Honeybees Are Agricultural Animals Just Like Pigs And Cows: Experts

Honeybees have become the symbol of environment conservation. Experts, however, said that honeybees are the type of bees that people should be least worried about.

Not The Most Endangered Bee Species

Jonas Geldmann and Juan González-Varo, both from the Zoology Department of the University of Cambridge, said that the honeybee is continually replenished through breeding and agriculture.

Other species of bees are the ones that are most in peril and some of them have already disappeared. Most of them live in the wild, hiding away in cavities such as in hollow plant stems and in the ground. These creatures play an important role in the ecosystem by pollinating flowering plants.

Geldmann and González-Varo, however, said that threats to their population are exacerbated by managed bees. In an article published in the journal Science, Geldmann and González-Varo said that breeding the honeybees for their honey fuels the decline of wild bees.

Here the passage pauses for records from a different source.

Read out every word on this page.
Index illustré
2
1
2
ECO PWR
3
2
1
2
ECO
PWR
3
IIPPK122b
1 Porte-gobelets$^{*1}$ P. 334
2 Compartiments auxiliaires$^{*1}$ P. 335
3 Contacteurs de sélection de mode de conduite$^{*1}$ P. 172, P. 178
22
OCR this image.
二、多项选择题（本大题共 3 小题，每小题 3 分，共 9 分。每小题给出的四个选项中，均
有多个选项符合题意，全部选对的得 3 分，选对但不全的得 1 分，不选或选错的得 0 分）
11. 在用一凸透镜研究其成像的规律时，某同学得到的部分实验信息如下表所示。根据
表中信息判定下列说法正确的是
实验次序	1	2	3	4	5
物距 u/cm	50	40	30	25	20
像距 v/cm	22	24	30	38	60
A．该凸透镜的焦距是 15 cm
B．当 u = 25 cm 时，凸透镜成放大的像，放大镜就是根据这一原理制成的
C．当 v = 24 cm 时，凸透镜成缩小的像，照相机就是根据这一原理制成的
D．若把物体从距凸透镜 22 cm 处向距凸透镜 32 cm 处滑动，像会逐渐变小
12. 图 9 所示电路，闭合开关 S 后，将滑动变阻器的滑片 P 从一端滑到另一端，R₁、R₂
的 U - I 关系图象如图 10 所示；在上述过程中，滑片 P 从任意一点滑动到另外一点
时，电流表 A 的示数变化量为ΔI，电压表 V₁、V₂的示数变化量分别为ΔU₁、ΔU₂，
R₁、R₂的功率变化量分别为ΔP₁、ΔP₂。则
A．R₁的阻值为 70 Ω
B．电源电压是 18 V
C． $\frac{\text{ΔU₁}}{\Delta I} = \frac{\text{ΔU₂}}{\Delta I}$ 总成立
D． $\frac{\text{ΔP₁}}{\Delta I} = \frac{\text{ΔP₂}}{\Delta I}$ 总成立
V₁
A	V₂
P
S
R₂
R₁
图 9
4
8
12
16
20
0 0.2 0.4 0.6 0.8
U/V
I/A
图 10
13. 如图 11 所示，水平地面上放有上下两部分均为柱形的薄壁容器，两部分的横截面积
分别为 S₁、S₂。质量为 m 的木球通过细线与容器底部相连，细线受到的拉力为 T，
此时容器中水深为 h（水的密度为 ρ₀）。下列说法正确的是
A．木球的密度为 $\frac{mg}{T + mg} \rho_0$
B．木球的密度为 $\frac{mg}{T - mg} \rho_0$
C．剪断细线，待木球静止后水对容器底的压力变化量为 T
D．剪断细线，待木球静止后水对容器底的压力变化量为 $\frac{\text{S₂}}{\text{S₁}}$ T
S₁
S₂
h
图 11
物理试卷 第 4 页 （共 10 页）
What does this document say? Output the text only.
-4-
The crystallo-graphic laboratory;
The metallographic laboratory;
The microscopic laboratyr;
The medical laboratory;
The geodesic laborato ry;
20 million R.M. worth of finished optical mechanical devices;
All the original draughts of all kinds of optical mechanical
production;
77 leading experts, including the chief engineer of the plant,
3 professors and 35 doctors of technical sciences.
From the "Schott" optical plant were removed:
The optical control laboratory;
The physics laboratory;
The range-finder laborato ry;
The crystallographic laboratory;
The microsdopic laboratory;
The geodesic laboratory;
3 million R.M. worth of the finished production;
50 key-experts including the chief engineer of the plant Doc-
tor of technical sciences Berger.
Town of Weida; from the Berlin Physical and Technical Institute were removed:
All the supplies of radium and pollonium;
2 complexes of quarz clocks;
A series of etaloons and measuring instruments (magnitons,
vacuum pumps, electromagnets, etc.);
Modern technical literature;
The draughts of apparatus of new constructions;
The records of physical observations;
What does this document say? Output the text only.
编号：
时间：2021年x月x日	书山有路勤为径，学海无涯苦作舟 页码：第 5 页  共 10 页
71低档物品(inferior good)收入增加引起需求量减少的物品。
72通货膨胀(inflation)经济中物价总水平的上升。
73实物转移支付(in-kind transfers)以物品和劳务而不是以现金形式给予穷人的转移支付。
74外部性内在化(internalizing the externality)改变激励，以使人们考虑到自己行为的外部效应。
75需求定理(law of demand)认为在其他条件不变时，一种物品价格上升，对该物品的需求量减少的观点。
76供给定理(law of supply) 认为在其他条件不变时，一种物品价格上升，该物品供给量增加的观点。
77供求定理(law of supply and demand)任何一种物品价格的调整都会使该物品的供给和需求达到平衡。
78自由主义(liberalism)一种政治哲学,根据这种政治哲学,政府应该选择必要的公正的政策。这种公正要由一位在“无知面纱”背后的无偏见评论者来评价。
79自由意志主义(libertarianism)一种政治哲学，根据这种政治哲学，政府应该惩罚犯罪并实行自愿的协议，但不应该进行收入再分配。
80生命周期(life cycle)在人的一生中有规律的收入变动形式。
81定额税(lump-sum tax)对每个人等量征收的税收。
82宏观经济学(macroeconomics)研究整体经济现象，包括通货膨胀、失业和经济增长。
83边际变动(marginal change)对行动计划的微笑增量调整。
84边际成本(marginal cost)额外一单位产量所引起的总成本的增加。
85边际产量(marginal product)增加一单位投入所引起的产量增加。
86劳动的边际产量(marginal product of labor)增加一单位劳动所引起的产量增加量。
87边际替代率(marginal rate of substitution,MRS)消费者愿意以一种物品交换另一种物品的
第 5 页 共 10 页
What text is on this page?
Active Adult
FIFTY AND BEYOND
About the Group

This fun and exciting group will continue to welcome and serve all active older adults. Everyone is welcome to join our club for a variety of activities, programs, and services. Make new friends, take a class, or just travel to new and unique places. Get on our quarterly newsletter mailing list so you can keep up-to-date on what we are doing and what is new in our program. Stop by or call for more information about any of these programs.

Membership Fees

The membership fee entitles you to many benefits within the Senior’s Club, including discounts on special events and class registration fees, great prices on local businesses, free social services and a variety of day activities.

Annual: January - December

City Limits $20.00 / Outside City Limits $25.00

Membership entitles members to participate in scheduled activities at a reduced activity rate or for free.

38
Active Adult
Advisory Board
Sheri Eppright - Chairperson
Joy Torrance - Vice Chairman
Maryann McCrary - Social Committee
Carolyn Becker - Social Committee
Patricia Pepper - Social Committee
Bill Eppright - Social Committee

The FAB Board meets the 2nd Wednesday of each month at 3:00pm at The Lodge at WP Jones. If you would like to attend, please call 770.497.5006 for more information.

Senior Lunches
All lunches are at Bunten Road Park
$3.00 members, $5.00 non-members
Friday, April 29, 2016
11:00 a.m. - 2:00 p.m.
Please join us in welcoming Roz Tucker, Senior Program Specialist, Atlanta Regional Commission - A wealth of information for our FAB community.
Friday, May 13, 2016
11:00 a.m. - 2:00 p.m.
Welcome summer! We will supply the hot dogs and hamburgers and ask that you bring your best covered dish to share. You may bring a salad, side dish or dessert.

Geldmann said that honeybees match the definition of a massively introduced managed species with numbers that are artificially high. The honeybees compete against wild bees for nectar and pollen at times of the year and in areas where pollen and nectar from crops are scarce. This makes survival more difficult for the wild bees whose population are already threatened by the use of pesticides, viruses, parasites, habitat loss, and nutritional deficiencies.

"Keeping honeybees is an extractive activity. It removes pollen and nectar from the environment, which are natural resources needed by many wild species of bee and other pollinators," said González-Varo.

Artificially-Bred Agricultural Animals

Researchers said that unlike wild species of bees, honeybees are agricultural animals whose difference from other livestock is their ability to roam beyond their enclosures.

"Honeybees are artificially-bred agricultural animals similar to livestock such as pigs and cows. But this livestock can roam beyond any enclosures to disrupt local ecosystems through competition and disease," González-Varo said.

Just like other farmed animals though, overcrowding and homogenous diets have impacted the immune systems of managed bees, driving the increase of pathogen rates in commercial hives.

The diseases are then transmitted to the wild species when they share the same flowers. It's just like what could happen if a sick person that has contagious infection shares his cup of coffee with other people.

Because of the threat that honeybees pose to wild pollinators, the researchers said that there needs to be a better way to control managed honeybee hives.

"Research shows that managed honey bees can harm wild pollinator species, providing an urgent incentive to change honey bee management practices," Geldmann and González-Varo wrote.